Name	Type	Description
url	string	Original URL submitted with the job.
title	string	Resolved page title for the extracted document.
content	string	Formatted extraction output based on output_format.
structured	object	Normalized extracted fields. Includes title, body, and any extracted hints.
metadata	object	Fetch details including fetched_at, render_js_used, proxy_used, fetch_path, final_url, content_type, and redirects_followed.
extract_credits_used	integer	Credits charged for the completed job.

Code examples

Switch languages in one place. The examples below all follow the current Extract API contract.

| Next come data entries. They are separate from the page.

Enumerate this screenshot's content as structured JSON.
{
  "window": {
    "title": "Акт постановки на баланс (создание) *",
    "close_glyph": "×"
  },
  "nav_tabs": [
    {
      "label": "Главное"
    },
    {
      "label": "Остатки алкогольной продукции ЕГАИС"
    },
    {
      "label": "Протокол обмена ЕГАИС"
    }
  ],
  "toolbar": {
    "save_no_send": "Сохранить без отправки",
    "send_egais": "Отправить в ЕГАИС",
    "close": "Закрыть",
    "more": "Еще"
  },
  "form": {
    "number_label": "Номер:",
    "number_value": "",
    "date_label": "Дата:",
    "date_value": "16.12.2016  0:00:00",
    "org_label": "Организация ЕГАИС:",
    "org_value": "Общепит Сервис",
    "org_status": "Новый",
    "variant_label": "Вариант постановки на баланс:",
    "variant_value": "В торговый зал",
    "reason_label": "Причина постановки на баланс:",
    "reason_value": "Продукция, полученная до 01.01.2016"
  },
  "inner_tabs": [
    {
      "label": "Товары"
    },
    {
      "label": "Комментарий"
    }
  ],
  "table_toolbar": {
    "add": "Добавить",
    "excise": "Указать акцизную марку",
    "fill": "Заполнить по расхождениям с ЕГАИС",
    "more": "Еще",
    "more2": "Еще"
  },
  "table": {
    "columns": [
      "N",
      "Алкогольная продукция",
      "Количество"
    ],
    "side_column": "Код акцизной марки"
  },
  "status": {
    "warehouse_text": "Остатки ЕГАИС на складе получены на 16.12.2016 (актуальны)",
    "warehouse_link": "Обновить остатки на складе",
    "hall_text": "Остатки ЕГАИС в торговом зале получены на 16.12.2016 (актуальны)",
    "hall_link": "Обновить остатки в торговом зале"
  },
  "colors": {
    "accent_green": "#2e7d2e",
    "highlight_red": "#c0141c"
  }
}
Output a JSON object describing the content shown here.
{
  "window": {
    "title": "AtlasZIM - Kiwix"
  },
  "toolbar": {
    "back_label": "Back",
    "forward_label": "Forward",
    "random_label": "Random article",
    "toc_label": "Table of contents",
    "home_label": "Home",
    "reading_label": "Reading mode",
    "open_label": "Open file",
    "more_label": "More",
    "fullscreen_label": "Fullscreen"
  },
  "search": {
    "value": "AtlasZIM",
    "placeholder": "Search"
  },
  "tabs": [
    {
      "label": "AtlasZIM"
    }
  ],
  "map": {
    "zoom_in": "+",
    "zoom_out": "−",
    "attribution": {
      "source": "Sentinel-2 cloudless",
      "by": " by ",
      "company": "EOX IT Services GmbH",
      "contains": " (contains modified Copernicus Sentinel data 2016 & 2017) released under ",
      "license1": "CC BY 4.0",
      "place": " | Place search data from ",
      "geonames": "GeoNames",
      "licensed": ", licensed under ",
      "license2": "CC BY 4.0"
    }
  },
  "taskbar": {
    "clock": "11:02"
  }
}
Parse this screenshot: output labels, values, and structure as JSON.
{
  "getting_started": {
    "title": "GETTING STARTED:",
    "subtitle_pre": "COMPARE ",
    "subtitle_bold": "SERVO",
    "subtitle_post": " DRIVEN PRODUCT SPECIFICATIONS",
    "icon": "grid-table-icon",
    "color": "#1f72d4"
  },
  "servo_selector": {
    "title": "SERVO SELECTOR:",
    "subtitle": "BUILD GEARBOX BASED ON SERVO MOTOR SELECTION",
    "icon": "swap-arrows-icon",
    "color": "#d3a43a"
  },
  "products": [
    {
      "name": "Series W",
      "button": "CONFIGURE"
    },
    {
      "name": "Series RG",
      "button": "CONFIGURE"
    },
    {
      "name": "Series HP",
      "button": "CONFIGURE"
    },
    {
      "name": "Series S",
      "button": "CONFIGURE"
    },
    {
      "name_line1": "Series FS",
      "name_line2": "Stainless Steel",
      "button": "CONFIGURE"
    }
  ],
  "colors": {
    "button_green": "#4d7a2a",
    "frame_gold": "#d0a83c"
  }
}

Start with the raw HTTP request and poll flow.

bash

curl -X POST "https://api.orbitscraper.com/v1/extract" \
  -H "x-api-key: ORS_live_1234567890" \
  -H "Content-Type: application/json" \
  -d '{
    "url": "https://example.com/blog/ai-chip-roundup",
    "render_js": false,
    "use_proxy": "auto",
    "output_format": "markdown",
    "extract_fields": ["title", "body", "author"]
  }'

curl -X GET "https://api.orbitscraper.com/v1/extract/extract_123456" \
  -H "x-api-key: ORS_live_1234567890"

Response examples

This is the payload shape you get back from the current public API contract for Extract API.

Queued response

The first response confirms the job was accepted and tells you what to poll.

json

{
  "request_id": "req_xyz",
  "trace_id": "trace_xyz",
  "job_id": "extract_123456",
  "status": "queued",
  "extract_credits_reserved": 2
}

Completed response

After polling, this is the final payload your app reads.

json

{
  "job_id": "extract_123456",
  "request_id": "req_xyz",
  "trace_id": "trace_xyz",
  "status": "completed",
  "url": "https://example.com/blog/ai-chip-roundup",
  "title": "AI chip roundup",
  "content": "# AI chip roundup\n...",
  "structured": {
    "url": "https://example.com/blog/ai-chip-roundup",
    "title": "AI chip roundup",
    "author": "Orbit Team",
    "body": "Extracted body text..."
  },
  "metadata": {
    "fetched_at": "2026-03-27T10:35:00.000Z",
    "render_js_used": false,
    "proxy_used": false,
    "fetch_path": "direct",
    "final_url": "https://example.com/blog/ai-chip-roundup",
    "content_type": "text/html",
    "redirects_followed": 0
  },
  "extract_credits_used": 2
}

Operational notes

The current contract is async: POST queues the job and GET returns the completed extraction payload.
API key scope required by the backend: extract:read or search:read.
The current deployment bills 2 credits per successful extract request.